Ciro Di Marzio (Marco D'Amore), genannt "Der Unsterbliche", setzt auch in Staffel drei auf aktive und passive Sicherheit mittels Pistole.

Foto: Sky/ Betafilm/Gianni Fiorito

Wien – Don Pietro hat alles unter Kontrolle in Secondigliano und Scampia. In den Stadtteilen Nummer 26 und 27, im Norden Neapels, hat der Savastano-Clan das Sagen. Niemand sonst. Doch dann passiert eine unnötige Verkehrskontrolle, und der Boss wandert ins Gefängnis. Sein Sohn Genny soll die Geschäfte übernehmen. Doch der war bisher nur Sonnyboy, hat noch nicht einmal jemanden erschossen. Bumm, erster Schuss! Bumm, zweiter Schuss! Gehe sicher, Genny, dass der, der sich einem Savastano in den Weg stellt, nicht mehr aufsteht!

Mit dem Jungspund auf dem Thron setzen im Clan Zentrifugalkräfte ein: Ein Machtkampf bricht aus. Verrat und Mord prägen auch die neue, dritte Staffel der Sky-Serie Gomorrha. Grüße aus der Hölle – schockierend, faszinierend.

Wieder mit an Bord: Roberto Saviano. Neapolitaner, Schriftsteller, Journalist. Seit er 2006 Morddrohungen wegen seines Buches Gomorrha erhielt – ein Wortspiel mit Bezügen auf den alttestamentarischen Sündenpfuhl und den Namen für die Mafia in Neapel, die Camorra -, lebt der heute 38-Jährige unter Polizeischutz. Offensichtlich war er den echten Bossen ganz schön auf die Zehen gestiegen.

Doch Saviano ließ und lässt sich nicht aufhalten. Als Kritiker des korrupten, kriminellen Italien ist er Dauergast in den Medien. Und nach der ersten Verfilmung seines Buches 2008 macht er nun eifrig mit bei dessen Serienverwertung.

Doch Saviano ist nicht nur ein (geschäftstüchtiger) Held, er wird vor allem aus der rechten Ecke der Nation heraus als Kriegsgewinnler und Heuchler beschimpft. Als jemand, der aus der tiefen Misere Neapels Kapital schlägt – und dessen Grab er für den eigenen Gewinn sogar noch tiefer gräbt.

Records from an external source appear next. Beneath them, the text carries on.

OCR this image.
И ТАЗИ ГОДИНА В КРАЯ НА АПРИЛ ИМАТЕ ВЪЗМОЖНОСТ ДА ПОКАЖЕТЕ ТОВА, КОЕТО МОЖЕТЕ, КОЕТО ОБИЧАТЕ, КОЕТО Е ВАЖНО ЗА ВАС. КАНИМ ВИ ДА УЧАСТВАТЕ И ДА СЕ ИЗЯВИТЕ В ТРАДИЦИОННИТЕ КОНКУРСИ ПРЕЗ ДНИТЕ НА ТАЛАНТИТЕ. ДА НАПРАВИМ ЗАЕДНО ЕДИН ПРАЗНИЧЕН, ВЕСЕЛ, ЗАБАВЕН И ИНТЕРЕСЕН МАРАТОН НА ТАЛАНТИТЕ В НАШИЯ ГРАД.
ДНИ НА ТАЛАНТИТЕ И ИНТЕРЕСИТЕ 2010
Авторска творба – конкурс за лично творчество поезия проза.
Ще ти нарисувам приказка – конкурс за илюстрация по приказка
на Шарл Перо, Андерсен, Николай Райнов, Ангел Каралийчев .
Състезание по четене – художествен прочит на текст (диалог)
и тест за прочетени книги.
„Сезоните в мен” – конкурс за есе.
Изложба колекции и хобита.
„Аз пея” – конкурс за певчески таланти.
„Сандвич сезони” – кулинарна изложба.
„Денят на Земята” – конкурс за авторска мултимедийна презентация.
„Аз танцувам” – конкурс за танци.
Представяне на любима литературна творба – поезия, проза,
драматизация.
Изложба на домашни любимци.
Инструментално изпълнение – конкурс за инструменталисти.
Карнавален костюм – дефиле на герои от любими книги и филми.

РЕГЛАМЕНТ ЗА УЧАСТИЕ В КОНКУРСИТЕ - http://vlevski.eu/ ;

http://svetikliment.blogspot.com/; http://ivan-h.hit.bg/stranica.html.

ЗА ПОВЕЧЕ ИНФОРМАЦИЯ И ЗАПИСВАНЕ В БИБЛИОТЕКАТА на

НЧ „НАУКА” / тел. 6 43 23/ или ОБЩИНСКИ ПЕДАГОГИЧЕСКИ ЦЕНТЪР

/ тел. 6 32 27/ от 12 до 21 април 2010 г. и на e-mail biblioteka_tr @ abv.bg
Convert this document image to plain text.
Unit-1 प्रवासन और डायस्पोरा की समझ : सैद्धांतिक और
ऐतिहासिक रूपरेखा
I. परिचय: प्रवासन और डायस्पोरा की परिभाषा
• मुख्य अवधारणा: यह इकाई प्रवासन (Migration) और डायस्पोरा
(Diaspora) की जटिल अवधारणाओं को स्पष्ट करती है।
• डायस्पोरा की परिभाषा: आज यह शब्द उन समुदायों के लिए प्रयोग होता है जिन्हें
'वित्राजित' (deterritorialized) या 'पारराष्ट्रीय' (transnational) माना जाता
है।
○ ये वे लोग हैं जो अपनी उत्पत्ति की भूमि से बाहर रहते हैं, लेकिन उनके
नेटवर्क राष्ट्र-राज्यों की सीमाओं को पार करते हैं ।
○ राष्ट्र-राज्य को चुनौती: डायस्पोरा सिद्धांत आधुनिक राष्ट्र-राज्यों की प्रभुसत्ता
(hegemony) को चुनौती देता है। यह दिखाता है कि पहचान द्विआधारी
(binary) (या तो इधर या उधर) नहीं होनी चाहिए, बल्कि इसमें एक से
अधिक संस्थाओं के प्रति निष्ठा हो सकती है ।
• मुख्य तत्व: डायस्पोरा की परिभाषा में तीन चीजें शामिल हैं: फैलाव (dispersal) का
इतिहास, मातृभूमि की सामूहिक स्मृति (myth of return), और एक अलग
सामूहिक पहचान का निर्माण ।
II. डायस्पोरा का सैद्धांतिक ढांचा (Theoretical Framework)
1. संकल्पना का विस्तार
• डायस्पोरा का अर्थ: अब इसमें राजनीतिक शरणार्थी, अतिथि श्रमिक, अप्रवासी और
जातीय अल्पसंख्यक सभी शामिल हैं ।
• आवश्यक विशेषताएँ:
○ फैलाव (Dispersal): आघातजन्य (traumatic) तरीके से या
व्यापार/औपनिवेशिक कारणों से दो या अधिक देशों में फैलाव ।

Was ist Fiktion, was Realität?

"Saviano! Es ist deine Schuld, dass heute in Neapel die Babygangs morden. Sie eifern den Verbrechern nach, die du in deinen Filmen erschaffen hast", twitterte jüngst ein erboster Italiener. Und auch die echten Mafia-Jäger des Landes sehen Saviano skeptisch.

Tatsächlich sind Savianos Schilderungen der Malavita so nah an der Realität, dass keine scharfe Trennung mehr möglich scheint. Die Vorlage für das fiktionale Gomorrha ist die alles andere als fiktionale "Faida di Scampia" – jene blutige Clanfehde, die 2004 und 2005 Dutzende Kriminelle, aber auch völlig Unbeteiligte, das Leben kostete.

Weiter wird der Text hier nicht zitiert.